Last visits to a fine old store

The Exclusive Company is closing. Say it with me: Oh no! It has been a legendary small chain of record stores, the kind of store immortalized in Nick Hornby’s High Fidelity and the movie it inspired. But Mr. Giombetti died a few months ago, and his heirs are closing the stores.

I went the other day to see the old place in Green Bay before it’s “stripped to the bare walls” and, of course, to pick up a few clearance deals. Even the new stuff is 25% off, and the pre-owned LPs, CDs, DVDs and the rest is 50% off.

What I came home with:

John Sebastian and Arlen Roth Explore The Spoonful Songbook — I didn’t know this 2021 album even existed, and it was the first thing on the turntable when I got home. I was a casual Lovin’ Spoonful fan in the 1960s but became a fanatic when I encountered the John B. Sebastian album. Here, Sebastian and a host of guests, including Geoff and Maria Muldaur and the MonaLisa Twins, lovingly recreate some of the old master’s greatest songs. At 78 his voice is a little creakier than it was in his 20s, but the smile in it won’t go away.

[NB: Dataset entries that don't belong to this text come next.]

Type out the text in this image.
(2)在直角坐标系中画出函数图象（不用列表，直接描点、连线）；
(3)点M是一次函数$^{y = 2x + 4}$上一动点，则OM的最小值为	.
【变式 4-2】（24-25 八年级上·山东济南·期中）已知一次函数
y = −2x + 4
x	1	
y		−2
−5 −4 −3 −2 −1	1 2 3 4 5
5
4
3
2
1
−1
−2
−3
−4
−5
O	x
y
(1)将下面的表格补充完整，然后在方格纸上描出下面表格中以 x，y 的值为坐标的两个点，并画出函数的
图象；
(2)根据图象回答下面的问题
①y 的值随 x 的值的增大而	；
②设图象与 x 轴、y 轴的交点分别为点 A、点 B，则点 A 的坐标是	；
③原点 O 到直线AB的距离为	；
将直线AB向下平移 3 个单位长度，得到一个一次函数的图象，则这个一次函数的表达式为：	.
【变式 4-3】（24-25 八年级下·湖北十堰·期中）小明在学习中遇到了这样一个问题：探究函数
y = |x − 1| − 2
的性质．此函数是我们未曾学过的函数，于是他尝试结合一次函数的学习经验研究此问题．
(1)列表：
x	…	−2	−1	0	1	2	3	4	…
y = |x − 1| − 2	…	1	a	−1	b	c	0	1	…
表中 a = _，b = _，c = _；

In early 2020 I faced a choice to see John Sebastian perform live again (I saw him twice – three times? – in my high school and college years) either an hour from our current home or an hour from my childhood home in New Jersey, and I seriously considered going to both. The fearsome response to the pandemic canceled the whole tour, so this album is a wonderful consolation prize, and one I can revisit over and over. (I’m telling ya, own your favorite music!)

The Complete Artie Shaw, Volumes III, IV and V. I’ve had Volume II for years but had never seen these additional collections. Volume III followed Sebastian & Roth onto the turntable — it features Shaw at the height of his career in 1939 and 1940, including the incomparable “Frenesi” and Gramercy 5 gems like “Summit Ridge Drive,” which introduced strings and harpsichord to big band music, respectively. Three double albums at $2 each — best deal of the day.

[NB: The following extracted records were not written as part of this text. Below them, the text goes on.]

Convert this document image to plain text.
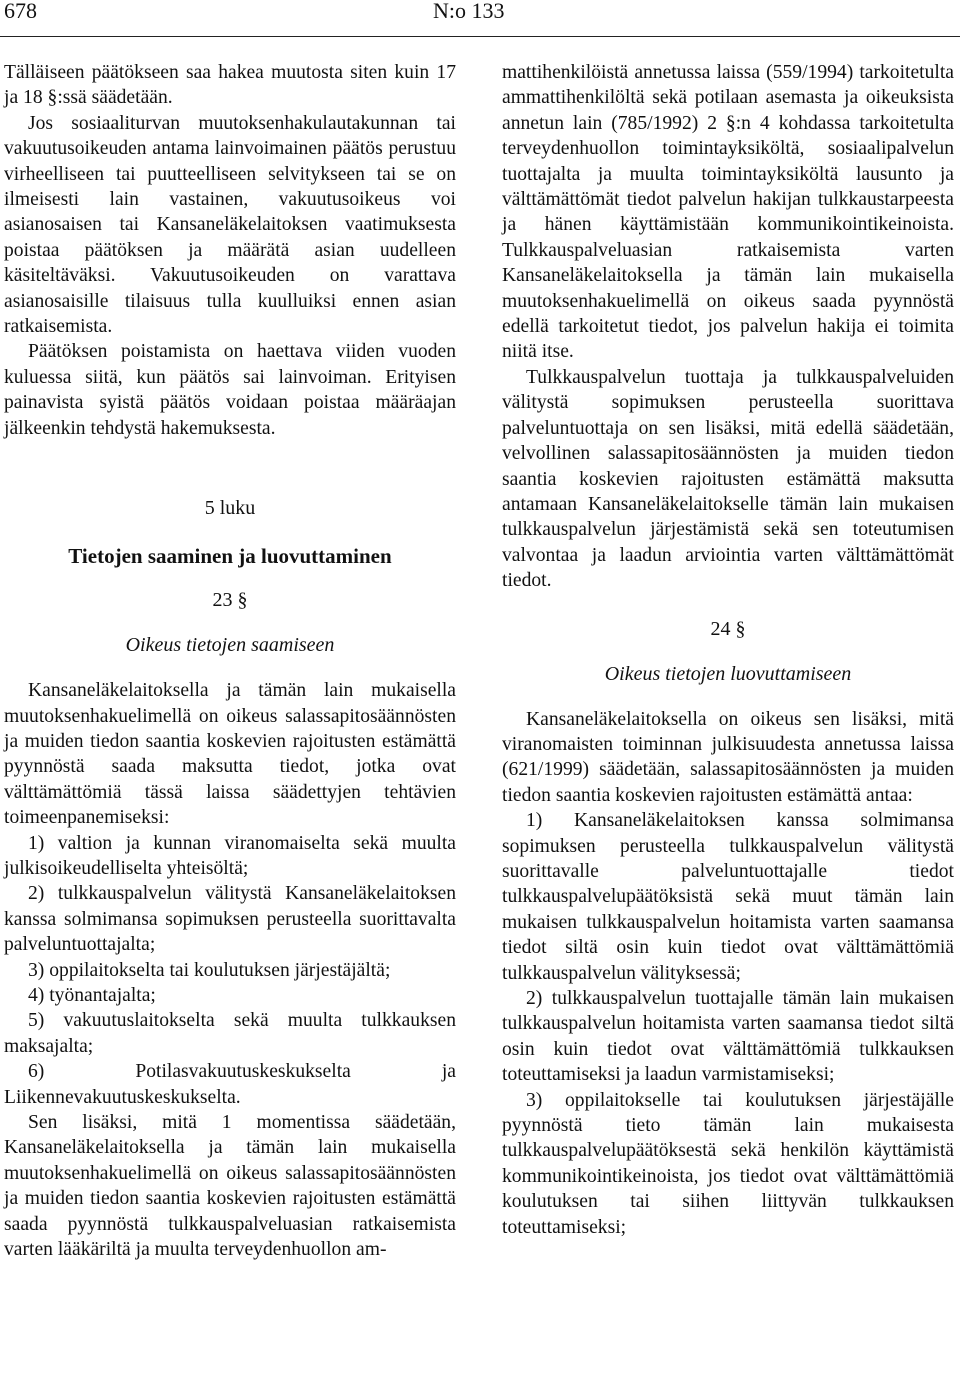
678	N:o 133

Tälläiseen päätökseen saa hakea muutosta siten kuin 17 ja 18 §:ssä säädetään.

Jos sosiaaliturvan muutoksenhakulautakunnan tai vakuutusoikeuden antama lainvoimainen päätös perustuu virheelliseen tai puutteelliseen selvitykseen tai se on ilmeisesti lain vastainen, vakuutusoikeus voi asianosaisen tai Kansaneläkelaitoksen vaatimuksesta poistaa päätöksen ja määrätä asian uudelleen käsiteltäväksi. Vakuutusoikeuden on varattava asianosaisille tilaisuus tulla kuulluiksi ennen asian ratkaisemista.

Päätöksen poistamista on haettava viiden vuoden kuluessa siitä, kun päätös sai lainvoiman. Erityisen painavista syistä päätös voidaan poistaa määräajan jälkeenkin tehdystä hakemuksesta.

5 luku

Tietojen saaminen ja luovuttaminen

23 §

Oikeus tietojen saamiseen

Kansaneläkelaitoksella ja tämän lain mukaisella muutoksenhakuelimellä on oikeus salassapitosäännösten ja muiden tiedon saantia koskevien rajoitusten estämättä pyynnöstä saada maksutta tiedot, jotka ovat välttämättömiä tässä laissa säädettyjen tehtävien toimeenpanemiseksi:

1) valtion ja kunnan viranomaiselta sekä muulta julkisoikeudelliselta yhteisöltä;

2) tulkkauspalvelun välitystä Kansaneläkelaitoksen kanssa solmimansa sopimuksen perusteella suorittavalta palveluntuottajalta;

3) oppilaitokselta tai koulutuksen järjestäjältä;

4) työnantajalta;

5) vakuutuslaitokselta sekä muulta tulkkauksen maksajalta;

6) Potilasvakuutuskeskukselta ja Liikennevakuutuskeskukselta.

Sen lisäksi, mitä 1 momentissa säädetään, Kansaneläkelaitoksella ja tämän lain mukaisella muutoksenhakuelimellä on oikeus salassapitosäännösten ja muiden tiedon saantia koskevien rajoitusten estämättä saada pyynnöstä tulkkauspalveluasian ratkaisemista varten lääkäriltä ja muulta terveydenhuollon am-

mattihenkilöistä annetussa laissa (559/1994) tarkoitetulta ammattihenkilöltä sekä potilaan asemasta ja oikeuksista annetun lain (785/1992) 2 §:n 4 kohdassa tarkoitetulta terveydenhuollon toimintayksiköltä, sosiaalipalvelun tuottajalta ja muulta toimintayksiköltä lausunto ja välttämättömät tiedot palvelun hakijan tulkkaustarpeesta ja hänen käyttämistään kommunikointikeinoista. Tulkkauspalveluasian ratkaisemista varten Kansaneläkelaitoksella ja tämän lain mukaisella muutoksenhakuelimellä on oikeus saada pyynnöstä edellä tarkoitetut tiedot, jos palvelun hakija ei toimita niitä itse.

Tulkkauspalvelun tuottaja ja tulkkauspalveluiden välitystä sopimuksen perusteella suorittava palveluntuottaja on sen lisäksi, mitä edellä säädetään, velvollinen salassapitosäännösten ja muiden tiedon saantia koskevien rajoitusten estämättä maksutta antamaan Kansaneläkelaitokselle tämän lain mukaisen tulkkauspalvelun järjestämistä sekä sen toteutumisen valvontaa ja laadun arviointia varten välttämättömät tiedot.

24 §

Oikeus tietojen luovuttamiseen

Kansaneläkelaitoksella on oikeus sen lisäksi, mitä viranomaisten toiminnan julkisuudesta annetussa laissa (621/1999) säädetään, salassapitosäännösten ja muiden tiedon saantia koskevien rajoitusten estämättä antaa:

1) Kansaneläkelaitoksen kanssa solmimansa sopimuksen perusteella tulkkauspalvelun välitystä suorittavalle palveluntuottajalle tiedot tulkkauspalvelupäätöksistä sekä muut tämän lain mukaisen tulkkauspalvelun hoitamista varten saamansa tiedot siltä osin kuin tiedot ovat välttämättömiä tulkkauspalvelun välityksessä;

2) tulkkauspalvelun tuottajalle tämän lain mukaisen tulkkauspalvelun hoitamista varten saamansa tiedot siltä osin kuin tiedot ovat välttämättömiä tulkkauksen toteuttamiseksi ja laadun varmistamiseksi;

3) oppilaitokselle tai koulutuksen järjestäjälle pyynnöstä tieto tämän lain mukaisesta tulkkauspalvelupäätöksestä sekä henkilön käyttämistä kommunikointikeinoista, jos tiedot ovat välttämättömiä koulutuksen tai siihen liittyvän tulkkauksen toteuttamiseksi;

Rickie Lee Jones is an artist I’ve always wanted to explore, and here are her debut album with “Chuck E’s in Love,” the legendary Pirates album, and an album I never heard of (The Magazine) for good measure.

The Contemporary Ballad Book by Joan Baez — another double-record set of her early folk on Vanguard Records, which didn’t release bad records.

Down in the CD aisles I grabbed Past Tense: The Best of Sparks and A Steady Drip, Drip, Drip to get my Mael Brothers fix. They are my latest obsession — where have I been for 50 years while they’ve cranked out 25 wonderfully quirky albums? Also the new Jethro Tull album, The Zealot Gene — at 25% off, why not?

And finally, Peter Jackson’s World War I documentary They Shall Never Grow Old, of which I’ve heard wonderful things and now I’ve brought it home.

It hurts to see a great old store go away, but I’m glad I got one last binge in. This stuff looks awesome. Actually, I went back the next day, because you can never see everything in one 15-minute browse, can you? And I kept thinking about one item I had not grabbed — a five-disk set of Carter Family recordings from 1929 to 1934 that cost about $20 with the discount. Once I had that in my hands, I discovered I had missed bins full of records priced at 19 cents and boxed LP sets at 29 cents. As I type this up, I’ve been listening to fine jazz by Pete Fountain, Pee Wee Hunt and Stan Kenton that I purchased for pennies. It feels like a crime.